Le retrait d'un permis de construire par la mairie

Un permis obtenu n'est pas définitivement acquis, mais la commune ne peut pas revenir dessus indéfiniment.

Un permis de construire est une décision administrative, et l'administration peut retirer une décision illégale qu'elle a prise. Un titulaire de permis n'est donc pas à l'abri d'une remise en cause, y compris de la part de la mairie qui l'a délivré.

Cette faculté est strictement encadrée. Le retrait n'est possible que si le permis est illégal, dans un délai limité après sa délivrance, et après que le titulaire a été mis en mesure de présenter ses observations.

Cette page expose un principe général et ne remplace pas l'avis d'un professionnel sur une décision qui vous concerne. Elle ne se prononce sur aucun dossier d'urbanisme particulier.

Les trois conditions du retrait

ConditionPortée
Illégalité du permisun permis légal ne peut pas être retiré, même s'il déplaît
Délai après la décisionpassé ce délai, le permis est consolidé
Procédure contradictoirele titulaire doit pouvoir s'expliquer avant

Le manquement à la troisième suffit à faire annuler le retrait, indépendamment du fond. C'est souvent le moyen le plus simple pour un titulaire de permis, et il est fréquemment négligé par les communes.

À distinguer du recours d'un tiers

Le retrait par l'administration n'est pas la seule menace. Un voisin peut contester le permis devant le juge administratif dans son propre délai, qui court à compter de l'affichage sur le terrain.

L'affichage réglementaire sur le terrain est donc dans l'intérêt du titulaire : c'est lui qui fait courir le délai de recours des tiers.

Ce que cela change dans une vente

Un bien vendu avec un permis en cours de validité, ou avec une construction récente, mérite une vérification des délais : le permis est-il consolidé, les recours sont-ils purgés, la conformité a-t-elle été déclarée.

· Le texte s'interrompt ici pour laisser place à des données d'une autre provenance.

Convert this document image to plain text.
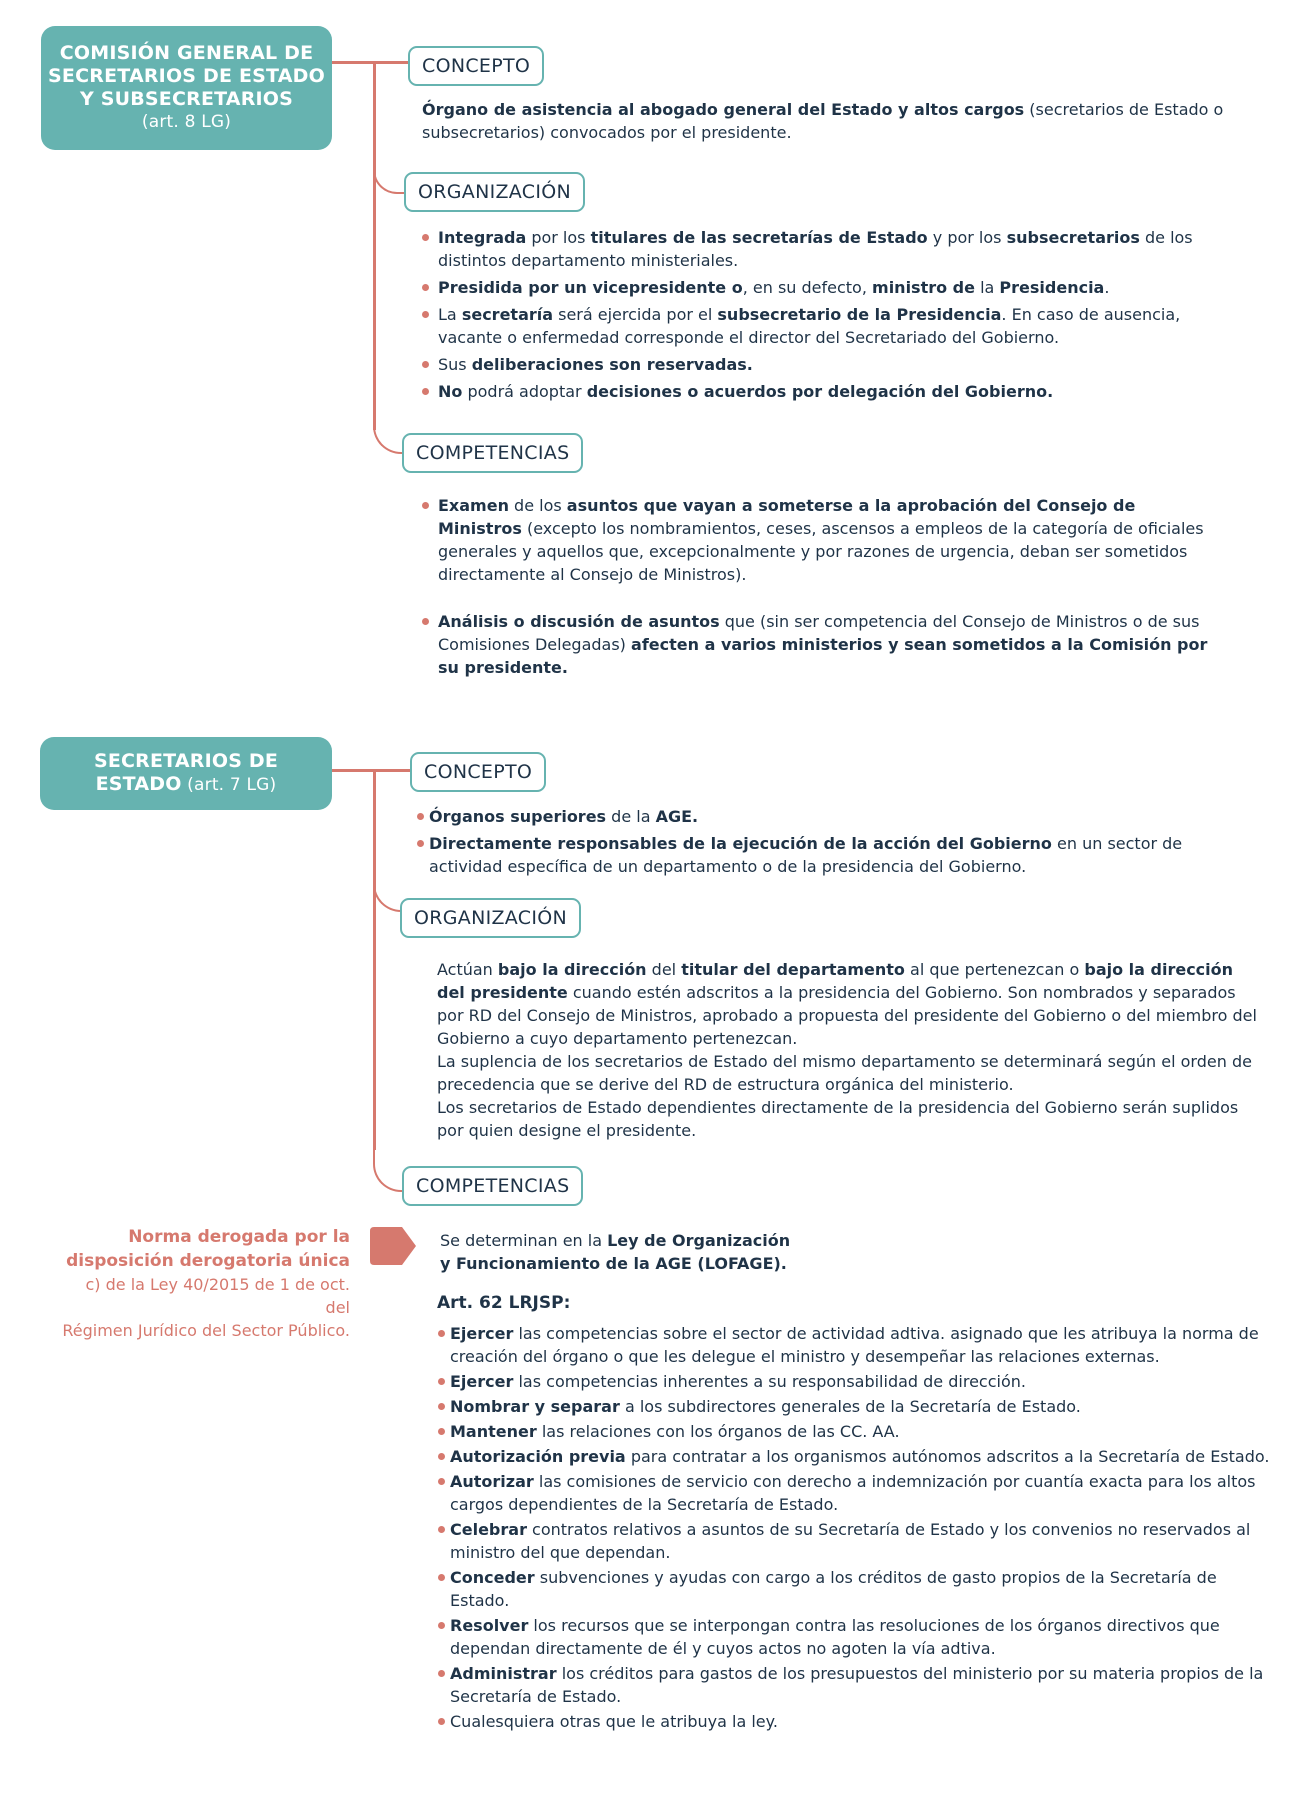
COMISIÓN GENERAL DE
SECRETARIOS DE ESTADO
Y SUBSECRETARIOS
(art. 8 LG)
CONCEPTO
Órgano de asistencia al abogado general del Estado y altos cargos (secretarios de Estado o subsecretarios) convocados por el presidente.
ORGANIZACIÓN
Integrada por los titulares de las secretarías de Estado y por los subsecretarios de los distintos departamento ministeriales.
Presidida por un vicepresidente o, en su defecto, ministro de la Presidencia.
La secretaría será ejercida por el subsecretario de la Presidencia. En caso de ausencia, vacante o enfermedad corresponde el director del Secretariado del Gobierno.
Sus deliberaciones son reservadas.
No podrá adoptar decisiones o acuerdos por delegación del Gobierno.
COMPETENCIAS
Examen de los asuntos que vayan a someterse a la aprobación del Consejo de Ministros (excepto los nombramientos, ceses, ascensos a empleos de la categoría de oficiales generales y aquellos que, excepcionalmente y por razones de urgencia, deban ser sometidos directamente al Consejo de Ministros).
Análisis o discusión de asuntos que (sin ser competencia del Consejo de Ministros o de sus Comisiones Delegadas) afecten a varios ministerios y sean sometidos a la Comisión por su presidente.
SECRETARIOS DE
ESTADO (art. 7 LG)
CONCEPTO
Órganos superiores de la AGE.
Directamente responsables de la ejecución de la acción del Gobierno en un sector de actividad específica de un departamento o de la presidencia del Gobierno.
ORGANIZACIÓN
Actúan bajo la dirección del titular del departamento al que pertenezcan o bajo la dirección del presidente cuando estén adscritos a la presidencia del Gobierno. Son nombrados y separados por RD del Consejo de Ministros, aprobado a propuesta del presidente del Gobierno o del miembro del Gobierno a cuyo departamento pertenezcan.
La suplencia de los secretarios de Estado del mismo departamento se determinará según el orden de precedencia que se derive del RD de estructura orgánica del ministerio.
Los secretarios de Estado dependientes directamente de la presidencia del Gobierno serán suplidos por quien designe el presidente.
COMPETENCIAS
Norma derogada por la
disposición derogatoria única
c) de la Ley 40/2015 de 1 de oct. del
Régimen Jurídico del Sector Público.
Se determinan en la Ley de Organización
y Funcionamiento de la AGE (LOFAGE).
Art. 62 LRJSP:
Ejercer las competencias sobre el sector de actividad adtiva. asignado que les atribuya la norma de creación del órgano o que les delegue el ministro y desempeñar las relaciones externas.
Ejercer las competencias inherentes a su responsabilidad de dirección.
Nombrar y separar a los subdirectores generales de la Secretaría de Estado.
Mantener las relaciones con los órganos de las CC. AA.
Autorización previa para contratar a los organismos autónomos adscritos a la Secretaría de Estado.
Autorizar las comisiones de servicio con derecho a indemnización por cuantía exacta para los altos cargos dependientes de la Secretaría de Estado.
Celebrar contratos relativos a asuntos de su Secretaría de Estado y los convenios no reservados al ministro del que dependan.
Conceder subvenciones y ayudas con cargo a los créditos de gasto propios de la Secretaría de Estado.
Resolver los recursos que se interpongan contra las resoluciones de los órganos directivos que dependan directamente de él y cuyos actos no agoten la vía adtiva.
Administrar los créditos para gastos de los presupuestos del ministerio por su materia propios de la Secretaría de Estado.
Cualesquiera otras que le atribuya la ley.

Un acquéreur informé d'une irrégularité qui signe malgré tout accepte le risque, comme l'explique l'absence d'action contre le notaire. Nos pages Immobilier et logement traitent aussi les mesures d'urgence en matière de permis.

Régulariser plutôt que subir

Beaucoup d'irrégularités sont régularisables par un permis modificatif ou une déclaration, à condition d'être traitées avant qu'un tiers ne s'en saisisse. Une construction non conforme au permis obtenu se régularise mieux six mois après les travaux que dix ans après.

L'étude vérifie ces points parmi les formalités décrites dans les délais d'une vente, et signale ce qui doit être régularisé avant la signature.

Frequently asked questions

La mairie peut-elle retirer un permis parce qu'elle a changé d'avis ?

Non. Le retrait suppose une illégalité du permis, pas un changement d'appréciation politique ou d'orientation d'urbanisme. Un permis légal reste acquis à son titulaire.

Combien de temps un permis peut-il être contesté ?

Le retrait administratif et le recours des tiers ont chacun leur délai, tous deux fixés par le Code de l'urbanisme et modifiés par plusieurs réformes. Ils se vérifient au texte en vigueur à la date de la décision.

L'affichage sur le terrain est-il obligatoire ?

Oui, et il est dans l'intérêt du titulaire : c'est lui qui déclenche le délai de recours des tiers. Un affichage absent ou incomplet laisse ce délai ouvert bien plus longtemps.

Que se passe-t-il si les travaux ont déjà commencé ?

Le retrait ou l'annulation du permis rend les travaux irréguliers, avec un risque de démolition. C'est pourquoi il est prudent d'attendre la purge des recours avant d'engager des dépenses importantes.

Un certificat de conformité protège-t-il ?

La déclaration attestant l'achèvement et la conformité, et l'absence de contestation par la commune dans son délai, consolident la situation. Cela ne fait pas disparaître une illégalité que le permis lui-même aurait comportée.